Martín Solar

Personal information
- Full name: Martín Solar Ruiz
- Date of birth: 30 January 2000 (age 26)
- Place of birth: Santander, Spain
- Height: 1.75 m (5 ft 9 in)
- Position: Midfielder

Team information
- Current team: Mérida
- Number: 8

Youth career
- Racing Santander

Senior career*
- Years: Team / Apps / (Gls)
- 2019–2020: Racing B / 26 / (6)
- 2020–2021: Racing Santander / 16 / (2)
- 2021–2023: Granada B / 66 / (8)
- 2022: Granada / 0 / (0)
- 2023–2024: Cultural Leonesa / 35 / (6)
- 2024–2025: Arenteiro / 36 / (2)
- 2025–: Mérida / 37 / (0)

= Martín Solar =

Spanish footballer

Martín Solar Ruiz (born 30 January 2000) is a Spanish professional footballer who plays as a central midfielder for Primera Federación club Mérida.

==Club career==
Born in Santander, Cantabria, Solar was a Racing de Santander youth graduate. He made his senior debut with the reserves on 25 August 2019, starting in a 1–3 Tercera División away loss against AD Siete Villas.
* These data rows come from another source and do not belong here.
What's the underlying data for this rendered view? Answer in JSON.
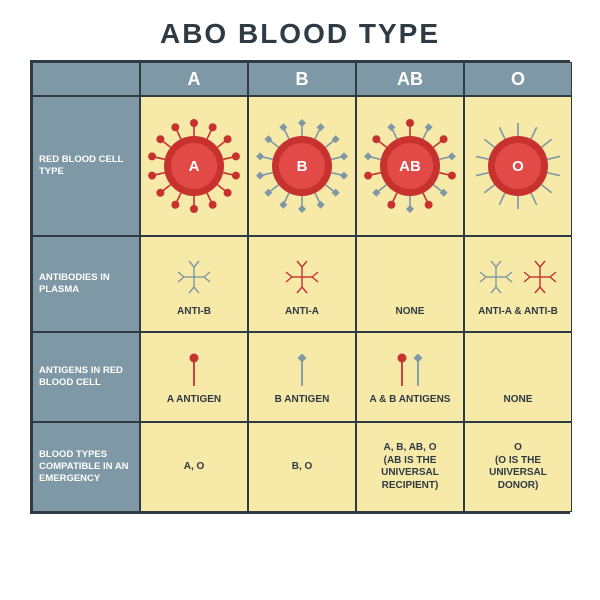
{
  "title": "ABO   BLOOD   TYPE",
  "colors": {
    "header_bg": "#7e98a5",
    "rowlabel_bg": "#7e98a5",
    "cell_bg": "#f7e9a8",
    "border": "#2f3b44",
    "title": "#2f3b44",
    "cell_outer": "#c7322f",
    "cell_inner": "#e24a47",
    "antigen_a": "#c7322f",
    "antigen_b": "#7e98a5",
    "antigen_o": "#7e98a5",
    "anti_a_body": "#c7322f",
    "anti_b_body": "#7e98a5",
    "text_on_cell": "#ffffff"
  },
  "headers": [
    "A",
    "B",
    "AB",
    "O"
  ],
  "row_labels": [
    "RED BLOOD CELL TYPE",
    "ANTIBODIES IN PLASMA",
    "ANTIGENS IN RED BLOOD CELL",
    "BLOOD TYPES COMPATIBLE IN AN EMERGENCY"
  ],
  "rbc": {
    "A": {
      "label": "A",
      "antigens": "A"
    },
    "B": {
      "label": "B",
      "antigens": "B"
    },
    "AB": {
      "label": "AB",
      "antigens": "AB"
    },
    "O": {
      "label": "O",
      "antigens": "O"
    }
  },
  "antibodies": {
    "A": {
      "label": "ANTI-B",
      "types": [
        "B"
      ]
    },
    "B": {
      "label": "ANTI-A",
      "types": [
        "A"
      ]
    },
    "AB": {
      "label": "NONE",
      "types": []
    },
    "O": {
      "label": "ANTI-A & ANTI-B",
      "types": [
        "B",
        "A"
      ]
    }
  },
  "antigens": {
    "A": {
      "label": "A ANTIGEN",
      "types": [
        "A"
      ]
    },
    "B": {
      "label": "B ANTIGEN",
      "types": [
        "B"
      ]
    },
    "AB": {
      "label": "A & B ANTIGENS",
      "types": [
        "A",
        "B"
      ]
    },
    "O": {
      "label": "NONE",
      "types": []
    }
  },
  "compat": {
    "A": "A, O",
    "B": "B, O",
    "AB": "A, B, AB, O\n(AB  IS THE UNIVERSAL RECIPIENT)",
    "O": "O\n(O IS THE UNIVERSAL DONOR)"
  },
  "style": {
    "title_fontsize": 28,
    "header_fontsize": 18,
    "rowlabel_fontsize": 9.5,
    "celltext_fontsize": 10,
    "rbc_outer_radius": 30,
    "rbc_inner_radius": 23,
    "antigen_count": 14,
    "antigen_stem_len": 13,
    "antigen_marker_r": 4
  }
}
Solar scored his first senior goal on 26 October 2019, netting the fourth in a 4–0 away routing of UM Escobedo. The following 8 March, he scored a brace in a 7–0 home thrashing of Selaya FC.

Solar made his first team debut on 7 July 2020, coming on as a half-time substitute for Mario Ortiz in a 0–1 loss at CF Fuenlabrada in the Segunda División. On 21 September, he was definitely promoted to the main squad, now in the Segunda División B.

On 3 August 2021, Solar signed a two-year contract with Granada CF, being assigned to the B-team of the Segunda División RFEF. On 7 July 2023, he moved to Primera Federación side Cultural y Deportiva Leonesa.